Operating as Wiseguy Tickets, the men allegedly targeted online ticket vendors. They are accused of hiring programmers in Bulgaria to create a nationwide network of computers that impersonated individual visitors to the ticket vendor sites, flooding the sites at the exact moment that the tickets went on sale.
The network of computers, dubbed Captcha bots, automated and sped up the buying process by completing Captcha tests the sites presented that were designed to keep automated bots off the sites.
The men also are accused of creating shell corporations with fake domains and e-mail addresses and aliases to deceive the online ticket vendors.
The men allegedly operated the enterprise between 2002 and 2009. They are accused of purchasing more than 11,000 tickets to Bruce Springsteen shows alone during three months in 2007. In 2005, they allegedly bought more than 800 of the 1,000 tickets released for the Rose Bowl, according to the indictment.

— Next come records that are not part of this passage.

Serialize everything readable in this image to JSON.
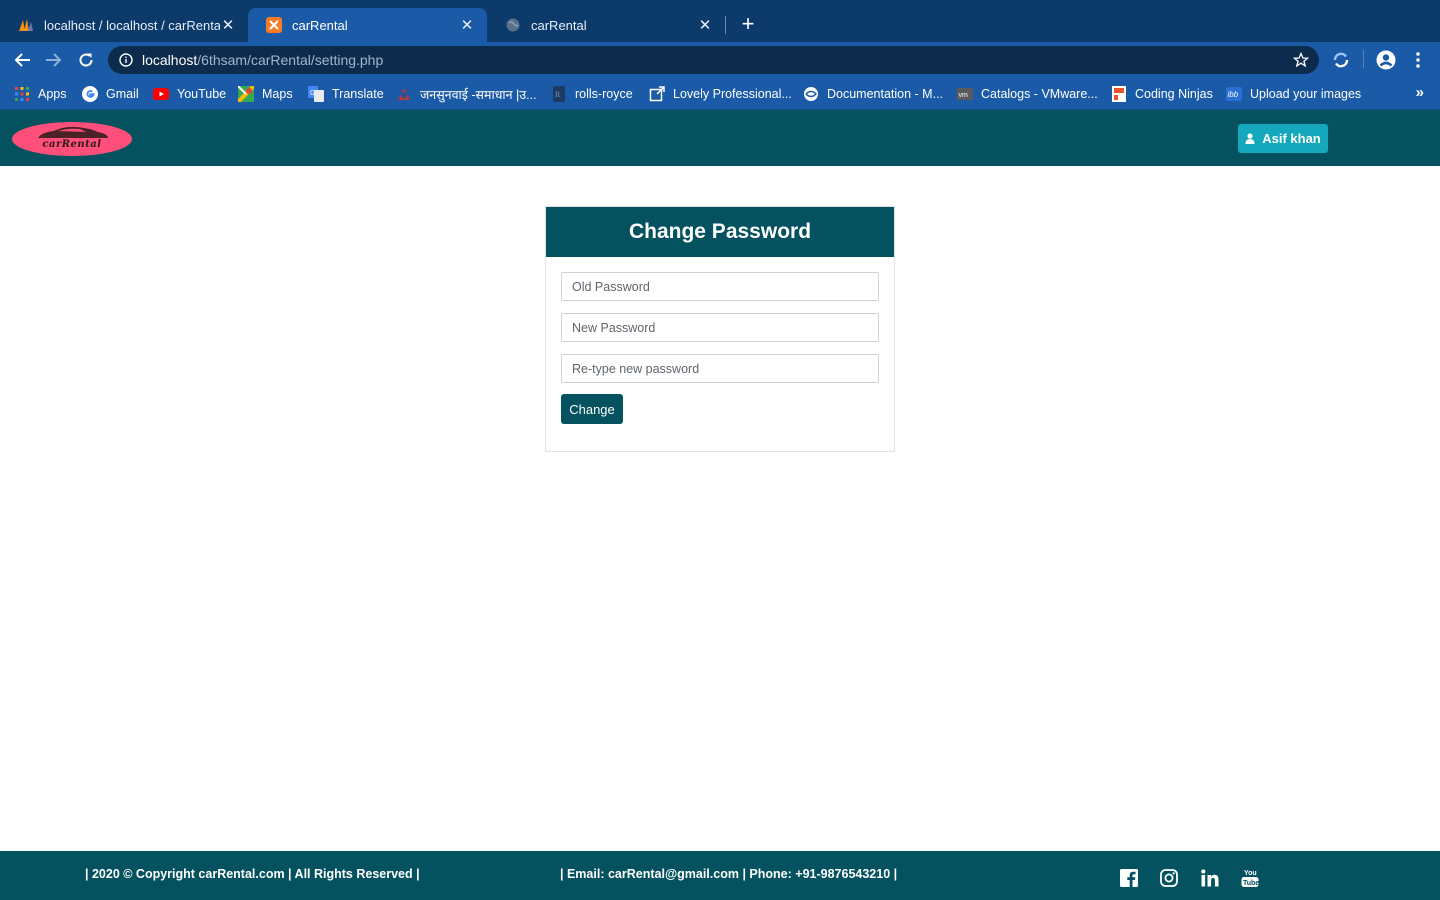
{
  "browser": {
    "tabs": [
      {
        "title": "localhost / localhost / carRental /",
        "icon": "phpmyadmin-icon",
        "active": false
      },
      {
        "title": "carRental",
        "icon": "xampp-icon",
        "active": true
      },
      {
        "title": "carRental",
        "icon": "globe-icon",
        "active": false
      }
    ],
    "new_tab": "+",
    "url_host": "localhost",
    "url_path": "/6thsam/carRental/setting.php",
    "bookmarks": [
      {
        "label": "Apps",
        "icon": "apps-grid-icon"
      },
      {
        "label": "Gmail",
        "icon": "google-icon"
      },
      {
        "label": "YouTube",
        "icon": "youtube-icon"
      },
      {
        "label": "Maps",
        "icon": "maps-icon"
      },
      {
        "label": "Translate",
        "icon": "translate-icon"
      },
      {
        "label": "जनसुनवाई -समाधान |उ...",
        "icon": "emblem-icon"
      },
      {
        "label": "rolls-royce",
        "icon": "rolls-royce-icon"
      },
      {
        "label": "Lovely Professional...",
        "icon": "external-link-icon"
      },
      {
        "label": "Documentation - M...",
        "icon": "doc-globe-icon"
      },
      {
        "label": "Catalogs - VMware...",
        "icon": "vmware-icon"
      },
      {
        "label": "Coding Ninjas",
        "icon": "coding-ninjas-icon"
      },
      {
        "label": "Upload your images",
        "icon": "ibb-icon"
      }
    ],
    "bookmarks_more": "»"
  },
  "header": {
    "logo_text": "carRental",
    "user_name": "Asif khan"
  },
  "form": {
    "title": "Change Password",
    "old_password_placeholder": "Old Password",
    "new_password_placeholder": "New Password",
    "retype_password_placeholder": "Re-type new password",
    "submit_label": "Change"
  },
  "footer": {
    "copyright": "| 2020 © Copyright carRental.com | All Rights Reserved |",
    "contact_prefix": "| Email:",
    "email": "carRental@gmail.com",
    "phone_label": "| Phone:",
    "phone": "+91-9876543210 |"
  },
  "colors": {
    "brand_teal": "#04525f",
    "user_button": "#15a7bb",
    "chrome_blue": "#1b5aa6",
    "logo_pink": "#ff4f7a"
  }
}
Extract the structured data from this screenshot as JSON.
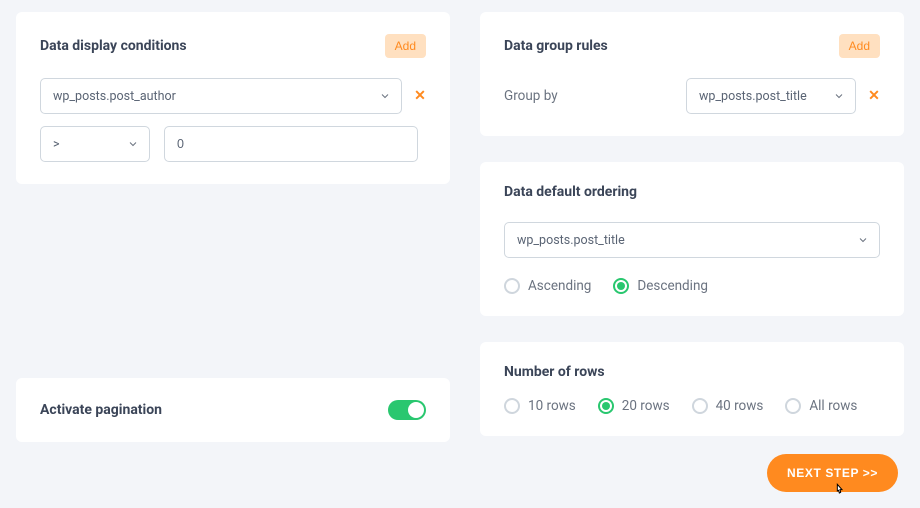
{
  "conditions": {
    "title": "Data display conditions",
    "add_label": "Add",
    "field": "wp_posts.post_author",
    "operator": ">",
    "value": "0"
  },
  "group_rules": {
    "title": "Data group rules",
    "add_label": "Add",
    "groupby_label": "Group by",
    "field": "wp_posts.post_title"
  },
  "ordering": {
    "title": "Data default ordering",
    "field": "wp_posts.post_title",
    "asc_label": "Ascending",
    "desc_label": "Descending",
    "selected": "desc"
  },
  "pagination": {
    "title": "Activate pagination",
    "on": true
  },
  "rows": {
    "title": "Number of rows",
    "options": {
      "r10": "10 rows",
      "r20": "20 rows",
      "r40": "40 rows",
      "rall": "All rows"
    },
    "selected": "r20"
  },
  "footer": {
    "next_label": "NEXT STEP >>"
  }
}
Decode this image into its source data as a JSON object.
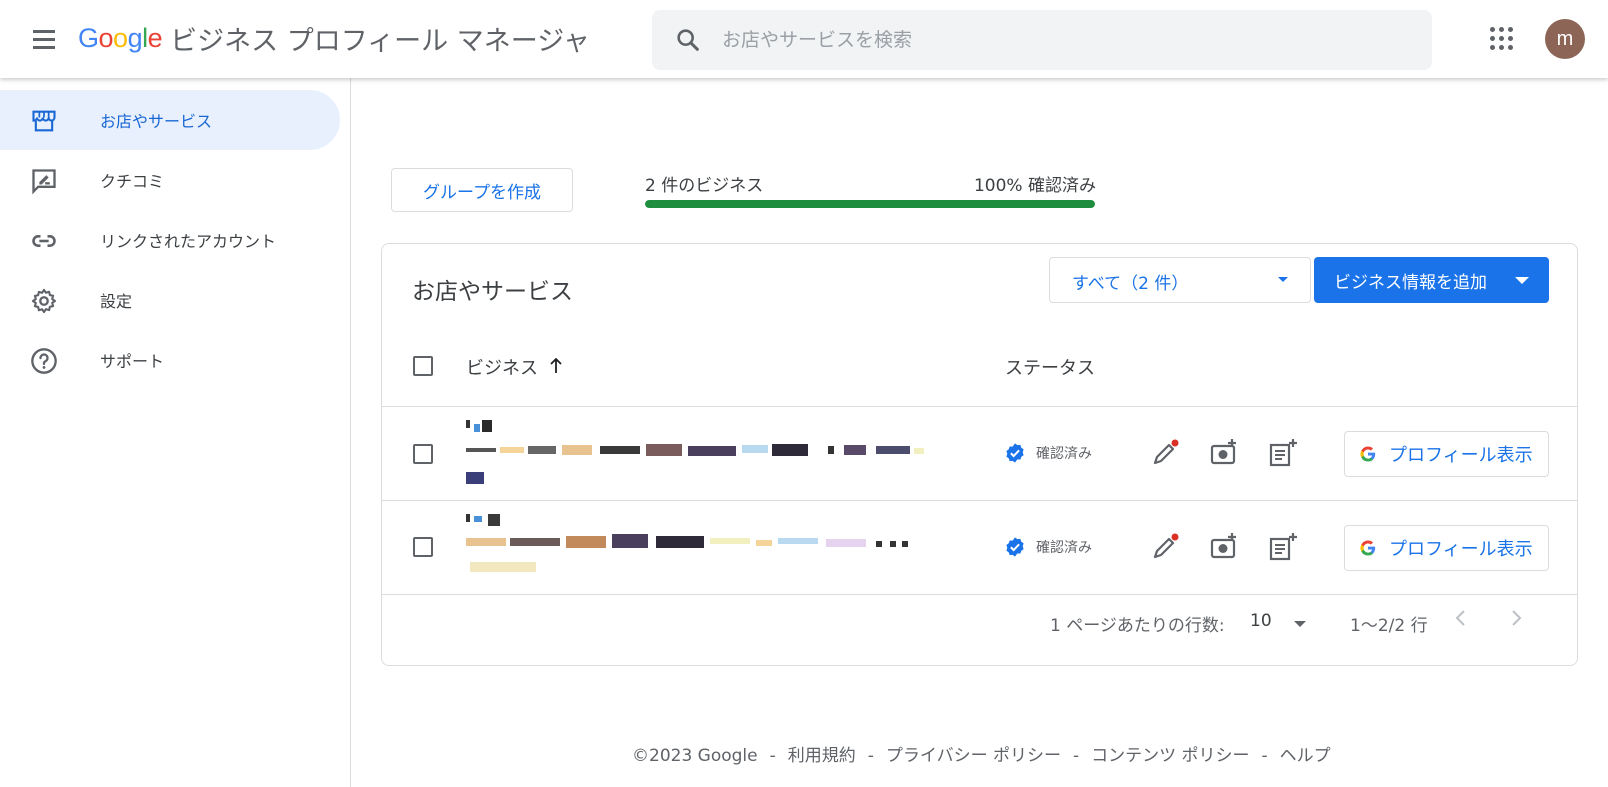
{
  "header": {
    "logo_google": "Google",
    "product_name": "ビジネス プロフィール マネージャ",
    "search_placeholder": "お店やサービスを検索",
    "avatar_initial": "m"
  },
  "sidebar": {
    "items": [
      {
        "label": "お店やサービス",
        "icon": "store-icon",
        "active": true
      },
      {
        "label": "クチコミ",
        "icon": "reviews-icon",
        "active": false
      },
      {
        "label": "リンクされたアカウント",
        "icon": "link-icon",
        "active": false
      },
      {
        "label": "設定",
        "icon": "gear-icon",
        "active": false
      },
      {
        "label": "サポート",
        "icon": "help-icon",
        "active": false
      }
    ]
  },
  "main": {
    "create_group_label": "グループを作成",
    "business_count_text": "2 件のビジネス",
    "verified_text": "100% 確認済み",
    "verified_fraction": 1.0,
    "card": {
      "title": "お店やサービス",
      "filter_label": "すべて（2 件）",
      "add_button_label": "ビジネス情報を追加",
      "col_business": "ビジネス",
      "col_status": "ステータス",
      "rows": [
        {
          "status": "確認済み",
          "profile_label": "プロフィール表示"
        },
        {
          "status": "確認済み",
          "profile_label": "プロフィール表示"
        }
      ],
      "pager": {
        "rows_per_page_label": "1 ページあたりの行数:",
        "rows_per_page_value": "10",
        "range_text": "1〜2/2 行"
      }
    }
  },
  "footer": {
    "copyright": "©2023 Google",
    "terms": "利用規約",
    "privacy": "プライバシー ポリシー",
    "content_policy": "コンテンツ ポリシー",
    "help": "ヘルプ",
    "separator": "-"
  },
  "colors": {
    "accent": "#1a73e8",
    "progress": "#1e8e3e",
    "active_nav_bg": "#e8f0fe",
    "avatar_bg": "#8d6557",
    "notification_dot": "#d93025"
  }
}
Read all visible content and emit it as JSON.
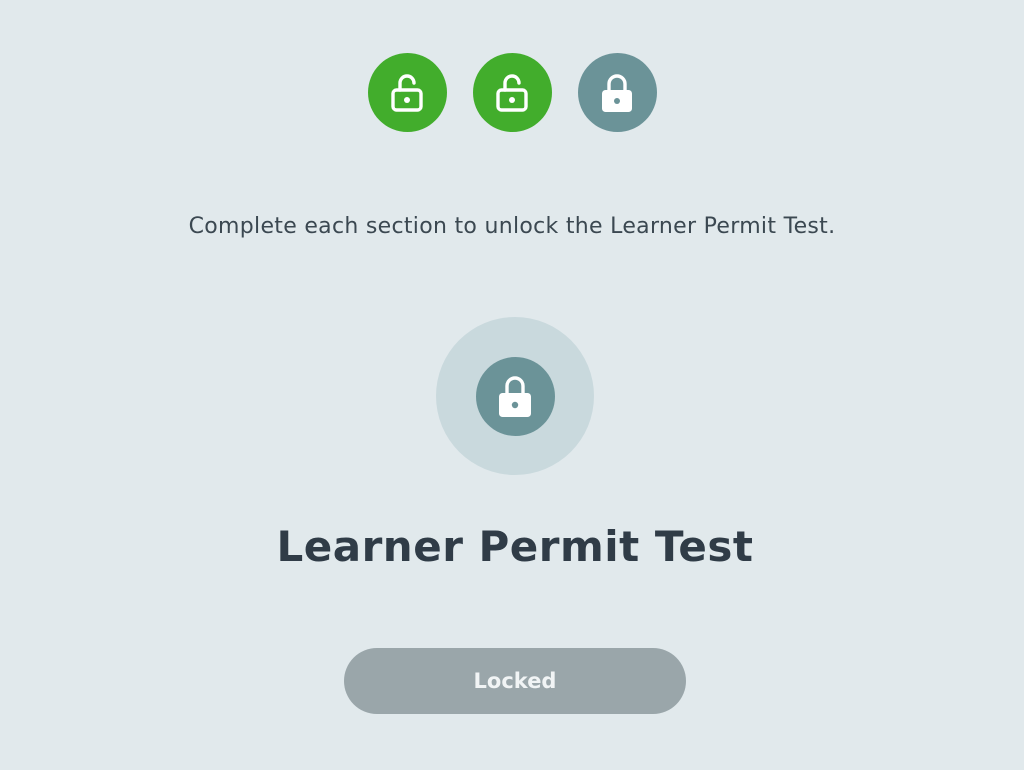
{
  "progress": {
    "steps": [
      {
        "state": "unlocked",
        "icon": "unlocked-padlock-icon"
      },
      {
        "state": "unlocked",
        "icon": "unlocked-padlock-icon"
      },
      {
        "state": "locked",
        "icon": "padlock-icon"
      }
    ]
  },
  "instruction": "Complete each section to unlock the Learner Permit Test.",
  "test": {
    "icon": "padlock-icon",
    "title": "Learner Permit Test",
    "button_label": "Locked"
  },
  "colors": {
    "background": "#e1e9ec",
    "unlocked": "#42ad2c",
    "locked": "#6b9398",
    "button_disabled": "#9aa6aa",
    "title_text": "#303c47"
  }
}
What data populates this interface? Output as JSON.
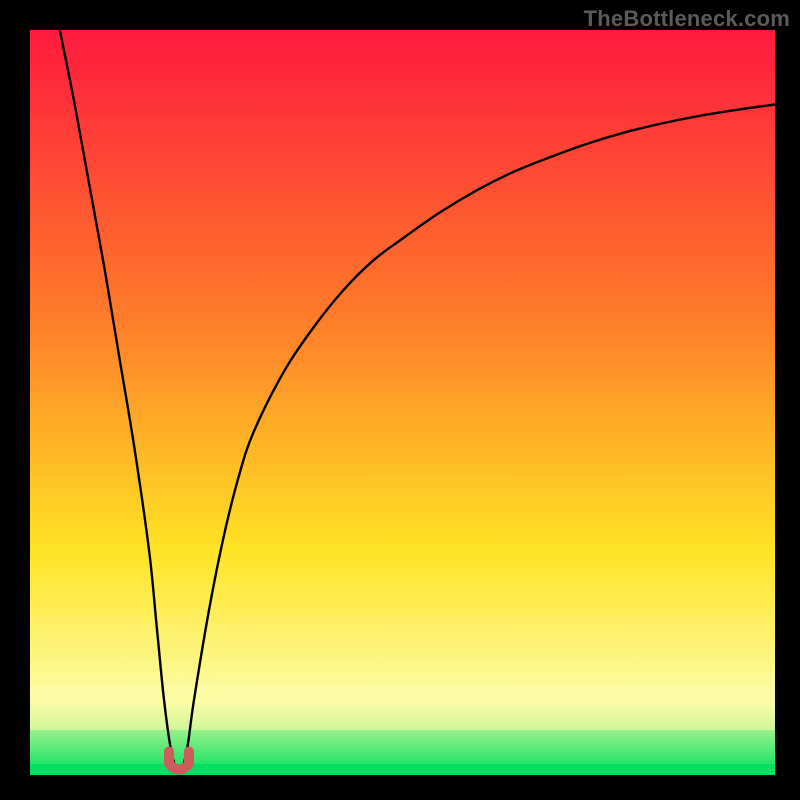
{
  "watermark": "TheBottleneck.com",
  "chart_data": {
    "type": "line",
    "title": "",
    "xlabel": "",
    "ylabel": "",
    "xlim": [
      0,
      100
    ],
    "ylim": [
      0,
      100
    ],
    "gradient": {
      "top_color": "#ff1a3e",
      "mid1_color": "#ff7a2a",
      "mid2_color": "#ffe424",
      "band_color": "#fdfca6",
      "bottom_color": "#00e060"
    },
    "series": [
      {
        "name": "bottleneck-curve",
        "x": [
          4,
          6,
          8,
          10,
          12,
          14,
          16,
          17,
          18,
          19,
          20,
          21,
          22,
          24,
          26,
          28,
          30,
          34,
          38,
          42,
          46,
          50,
          55,
          60,
          65,
          70,
          75,
          80,
          85,
          90,
          95,
          100
        ],
        "y": [
          100,
          90,
          79,
          68,
          56,
          44,
          30,
          20,
          10,
          3,
          0.5,
          3,
          10,
          22,
          32,
          40,
          46,
          54,
          60,
          65,
          69,
          72,
          75.5,
          78.5,
          81,
          83,
          84.8,
          86.3,
          87.5,
          88.5,
          89.3,
          90
        ]
      }
    ],
    "marker": {
      "name": "v-marker",
      "x": 20,
      "y": 1,
      "color": "#cc5d5d"
    }
  }
}
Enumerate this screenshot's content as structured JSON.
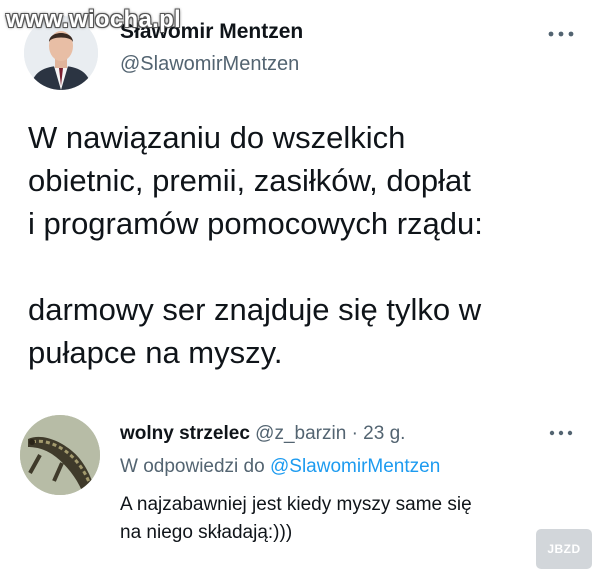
{
  "watermark": {
    "text": "www.wiocha.pl"
  },
  "tweet": {
    "author_name": "Sławomir Mentzen",
    "author_handle": "@SlawomirMentzen",
    "more_icon": "more-horizontal-icon",
    "text_lines": [
      "W nawiązaniu do wszelkich",
      "obietnic, premii, zasiłków, dopłat",
      "i programów pomocowych rządu:",
      "darmowy ser znajduje się tylko w",
      "pułapce na myszy."
    ]
  },
  "reply": {
    "author_name": "wolny strzelec",
    "author_handle": "@z_barzin",
    "separator": "·",
    "time": "23 g.",
    "reply_to_label": "W odpowiedzi do",
    "reply_to_handle": "@SlawomirMentzen",
    "text_lines": [
      "A najzabawniej jest kiedy myszy same się",
      "na niego składają:)))"
    ]
  },
  "corner_logo": {
    "text": "JBZD"
  },
  "colors": {
    "text_primary": "#0f1419",
    "text_secondary": "#536471",
    "link": "#1d9bf0"
  }
}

The quartet face up to five years in prison on a conspiracy charge and up to 20 years on each of 42 counts of wire fraud, and a $250,000 fine on each of 19 counts charging gaining unauthorized access and exceeding authorized access to computers, and a 10-year prison sentence for each of six counts charging damage to computers in interstate commerce. In addition, each defendant faces a fine of $250,000 per count of conviction.